En janvier 2013, M. [W] [G], qui cherchait à investir dans des placements financiers lui permettant d’obtenir un revenu complémentaire et M. [I] [H], ancien agent d’assurance de la société Axa, devenu courtier à son compte et agissant, selon lui, en qualité d’apporteur d’affaires au profit de M. [R] [L], courtier commercialisant les produits Absolute Return Fund Trust (Arf Trust), ont échangé au sujet de ce fonds de placement à très haut rendement composé de deux compartiments :
— un compartiment « protégé » dont le rendement visé était de 7 à 9 % par an,
— un compartiment « garanti » offrant une garantie de capital investi.
M. [G] a signé un contrat d’investissement, qui lui a été adressé par M. [H] le 23 janvier 2013, auprès de la société Alter Management LLC, située [Adresse 2] (USA), commercialisant les produits Arf Trust, l’adresse d’enregistrement du trust étant celle d’un cabinet d’avocats situé [Adresse 1]) H3B 4W5 (Canada).
Le 24 janvier 2013, il établissait un chèque de banque d’un montant de 40 000 euros à l’ordre de la société Arf Trust (Alter Management LLC), encaissé le 14 mars 2013 et dont il a été accusé réception le lendemain, par la société Arf Trust, lui rappelant la répartition de ses parts dans les produits Arf Trust au sein des compartiments « protégé » et « garanti ».

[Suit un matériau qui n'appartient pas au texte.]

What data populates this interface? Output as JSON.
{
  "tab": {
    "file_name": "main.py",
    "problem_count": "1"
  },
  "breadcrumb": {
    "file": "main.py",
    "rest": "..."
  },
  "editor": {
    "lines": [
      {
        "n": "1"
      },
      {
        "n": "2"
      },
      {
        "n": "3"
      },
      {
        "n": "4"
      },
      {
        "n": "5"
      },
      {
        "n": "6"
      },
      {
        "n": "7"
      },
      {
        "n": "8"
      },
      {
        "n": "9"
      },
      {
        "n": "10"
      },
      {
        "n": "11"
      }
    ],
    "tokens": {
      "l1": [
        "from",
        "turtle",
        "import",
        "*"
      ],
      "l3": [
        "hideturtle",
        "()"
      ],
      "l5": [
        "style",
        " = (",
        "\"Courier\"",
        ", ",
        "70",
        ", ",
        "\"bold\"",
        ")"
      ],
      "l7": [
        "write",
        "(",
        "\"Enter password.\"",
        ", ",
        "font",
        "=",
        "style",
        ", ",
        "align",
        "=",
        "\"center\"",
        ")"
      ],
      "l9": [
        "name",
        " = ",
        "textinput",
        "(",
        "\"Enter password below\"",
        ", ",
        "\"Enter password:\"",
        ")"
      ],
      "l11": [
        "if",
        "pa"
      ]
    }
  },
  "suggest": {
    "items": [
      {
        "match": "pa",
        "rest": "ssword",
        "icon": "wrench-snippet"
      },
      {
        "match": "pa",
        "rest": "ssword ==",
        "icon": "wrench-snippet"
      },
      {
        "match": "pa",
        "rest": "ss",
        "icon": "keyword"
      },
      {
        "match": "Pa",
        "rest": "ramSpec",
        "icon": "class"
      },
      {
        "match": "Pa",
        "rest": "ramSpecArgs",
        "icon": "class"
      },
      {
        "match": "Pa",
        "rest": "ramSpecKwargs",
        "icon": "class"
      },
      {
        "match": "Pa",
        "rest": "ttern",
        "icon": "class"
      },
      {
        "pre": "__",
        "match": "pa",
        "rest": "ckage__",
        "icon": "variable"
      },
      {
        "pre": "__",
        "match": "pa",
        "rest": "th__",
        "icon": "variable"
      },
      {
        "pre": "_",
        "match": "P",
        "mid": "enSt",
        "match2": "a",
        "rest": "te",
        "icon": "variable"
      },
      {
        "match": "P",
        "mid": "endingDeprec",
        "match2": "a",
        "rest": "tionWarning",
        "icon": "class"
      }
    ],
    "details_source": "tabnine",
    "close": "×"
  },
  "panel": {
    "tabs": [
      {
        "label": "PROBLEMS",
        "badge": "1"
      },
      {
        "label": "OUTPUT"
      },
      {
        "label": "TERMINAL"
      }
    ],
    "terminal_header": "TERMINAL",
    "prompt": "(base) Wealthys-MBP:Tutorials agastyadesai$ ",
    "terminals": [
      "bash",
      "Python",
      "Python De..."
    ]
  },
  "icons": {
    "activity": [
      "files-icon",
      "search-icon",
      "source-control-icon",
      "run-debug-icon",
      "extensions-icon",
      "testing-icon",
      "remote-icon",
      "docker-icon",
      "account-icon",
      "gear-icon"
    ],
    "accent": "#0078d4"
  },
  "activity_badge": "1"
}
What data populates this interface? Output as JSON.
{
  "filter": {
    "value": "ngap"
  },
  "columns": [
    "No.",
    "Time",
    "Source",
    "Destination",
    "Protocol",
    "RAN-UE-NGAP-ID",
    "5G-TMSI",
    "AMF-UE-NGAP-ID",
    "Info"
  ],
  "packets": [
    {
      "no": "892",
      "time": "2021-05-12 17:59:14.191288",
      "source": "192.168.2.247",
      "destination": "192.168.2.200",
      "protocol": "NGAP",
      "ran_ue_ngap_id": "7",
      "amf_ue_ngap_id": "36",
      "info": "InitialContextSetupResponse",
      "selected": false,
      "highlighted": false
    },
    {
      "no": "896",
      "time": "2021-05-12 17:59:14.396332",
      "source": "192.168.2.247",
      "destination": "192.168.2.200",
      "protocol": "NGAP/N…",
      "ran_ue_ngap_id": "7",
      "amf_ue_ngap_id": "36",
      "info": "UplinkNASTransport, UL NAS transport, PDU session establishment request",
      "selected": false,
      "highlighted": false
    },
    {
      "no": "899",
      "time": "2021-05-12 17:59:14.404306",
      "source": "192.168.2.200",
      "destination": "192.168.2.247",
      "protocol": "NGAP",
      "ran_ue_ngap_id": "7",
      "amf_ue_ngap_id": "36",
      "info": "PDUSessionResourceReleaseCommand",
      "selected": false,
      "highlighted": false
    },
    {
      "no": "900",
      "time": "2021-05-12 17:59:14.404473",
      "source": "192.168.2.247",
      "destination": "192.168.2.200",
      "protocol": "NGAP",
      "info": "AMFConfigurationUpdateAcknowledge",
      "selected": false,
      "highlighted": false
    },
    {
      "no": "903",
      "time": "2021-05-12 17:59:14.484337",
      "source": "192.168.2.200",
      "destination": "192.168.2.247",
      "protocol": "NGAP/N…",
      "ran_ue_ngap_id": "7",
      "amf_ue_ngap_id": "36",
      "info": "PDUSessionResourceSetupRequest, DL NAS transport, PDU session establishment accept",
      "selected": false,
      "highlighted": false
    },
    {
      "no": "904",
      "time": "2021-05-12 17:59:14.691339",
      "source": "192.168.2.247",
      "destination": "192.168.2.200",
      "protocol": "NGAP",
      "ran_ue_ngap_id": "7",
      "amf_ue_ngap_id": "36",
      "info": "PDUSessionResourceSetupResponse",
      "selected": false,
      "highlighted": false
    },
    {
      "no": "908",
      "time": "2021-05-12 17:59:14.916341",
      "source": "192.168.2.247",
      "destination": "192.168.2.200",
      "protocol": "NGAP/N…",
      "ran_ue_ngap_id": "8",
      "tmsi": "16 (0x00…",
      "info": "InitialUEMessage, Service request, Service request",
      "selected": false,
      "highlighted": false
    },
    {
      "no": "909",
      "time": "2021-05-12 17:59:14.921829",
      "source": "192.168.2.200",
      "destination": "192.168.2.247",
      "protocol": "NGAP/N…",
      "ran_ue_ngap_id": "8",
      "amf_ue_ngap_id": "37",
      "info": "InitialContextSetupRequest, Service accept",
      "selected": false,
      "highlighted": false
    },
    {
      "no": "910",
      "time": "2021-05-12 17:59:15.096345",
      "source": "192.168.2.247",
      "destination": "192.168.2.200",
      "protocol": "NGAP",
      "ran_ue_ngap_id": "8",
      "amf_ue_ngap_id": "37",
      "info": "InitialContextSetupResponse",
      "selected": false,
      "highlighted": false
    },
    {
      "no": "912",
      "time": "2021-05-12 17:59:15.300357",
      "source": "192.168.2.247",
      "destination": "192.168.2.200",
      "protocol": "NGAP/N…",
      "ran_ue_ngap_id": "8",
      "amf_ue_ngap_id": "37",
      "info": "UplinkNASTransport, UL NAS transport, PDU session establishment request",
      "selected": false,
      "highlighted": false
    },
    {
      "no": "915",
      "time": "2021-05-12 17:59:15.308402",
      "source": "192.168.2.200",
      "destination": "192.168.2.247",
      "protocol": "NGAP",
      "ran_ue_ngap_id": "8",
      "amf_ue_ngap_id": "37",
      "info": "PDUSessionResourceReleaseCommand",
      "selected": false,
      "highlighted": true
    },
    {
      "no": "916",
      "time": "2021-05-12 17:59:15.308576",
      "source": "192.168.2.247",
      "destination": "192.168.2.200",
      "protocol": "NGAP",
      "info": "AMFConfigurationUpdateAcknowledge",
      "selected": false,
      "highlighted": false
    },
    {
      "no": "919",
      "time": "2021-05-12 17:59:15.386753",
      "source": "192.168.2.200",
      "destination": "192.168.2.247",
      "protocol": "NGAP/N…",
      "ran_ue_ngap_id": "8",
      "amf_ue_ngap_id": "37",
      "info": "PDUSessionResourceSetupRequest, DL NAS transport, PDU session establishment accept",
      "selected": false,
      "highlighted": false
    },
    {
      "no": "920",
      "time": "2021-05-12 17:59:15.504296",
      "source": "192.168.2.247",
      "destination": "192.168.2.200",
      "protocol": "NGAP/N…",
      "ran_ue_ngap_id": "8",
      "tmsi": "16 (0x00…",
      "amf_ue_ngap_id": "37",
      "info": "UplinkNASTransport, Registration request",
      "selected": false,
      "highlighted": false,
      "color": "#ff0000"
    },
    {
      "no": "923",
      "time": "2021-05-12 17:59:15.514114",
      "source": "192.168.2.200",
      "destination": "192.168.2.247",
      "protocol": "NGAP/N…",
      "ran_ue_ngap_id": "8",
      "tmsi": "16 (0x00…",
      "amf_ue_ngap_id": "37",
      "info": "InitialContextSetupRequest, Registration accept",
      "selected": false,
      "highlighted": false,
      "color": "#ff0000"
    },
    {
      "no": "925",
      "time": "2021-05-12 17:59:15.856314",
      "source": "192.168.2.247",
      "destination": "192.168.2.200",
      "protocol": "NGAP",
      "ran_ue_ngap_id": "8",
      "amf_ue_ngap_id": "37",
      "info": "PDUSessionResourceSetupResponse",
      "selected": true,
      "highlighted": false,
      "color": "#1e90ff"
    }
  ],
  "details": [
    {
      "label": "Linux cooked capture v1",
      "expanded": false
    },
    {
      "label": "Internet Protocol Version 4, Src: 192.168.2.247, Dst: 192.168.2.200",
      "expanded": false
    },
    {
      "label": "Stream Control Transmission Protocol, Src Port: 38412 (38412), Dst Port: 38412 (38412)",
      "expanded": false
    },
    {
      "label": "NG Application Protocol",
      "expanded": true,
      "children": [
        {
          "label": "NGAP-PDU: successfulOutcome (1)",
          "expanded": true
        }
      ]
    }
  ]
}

Ayant découvert d’une part, que plusieurs investisseurs dans les produits Arf Trust s’étaient rapprochés d’une association de défense des consommateurs spécialisée dans la dénonciation de placements financiers frauduleux et d’autre part, qu’une information judiciaire était ouverte auprès du tribunal judiciaire de Blois, portant sur des faits d’escroquerie en bande organisée au sujet des produits litigieux, M. [G] a, le 29 juillet 2020, par l’intermédiaire de son conseil, adressé un courrier recommandé à M. [H], le mettant en demeure d’avoir à lui verser le placement initial augmenté des intérêts attendus et promis.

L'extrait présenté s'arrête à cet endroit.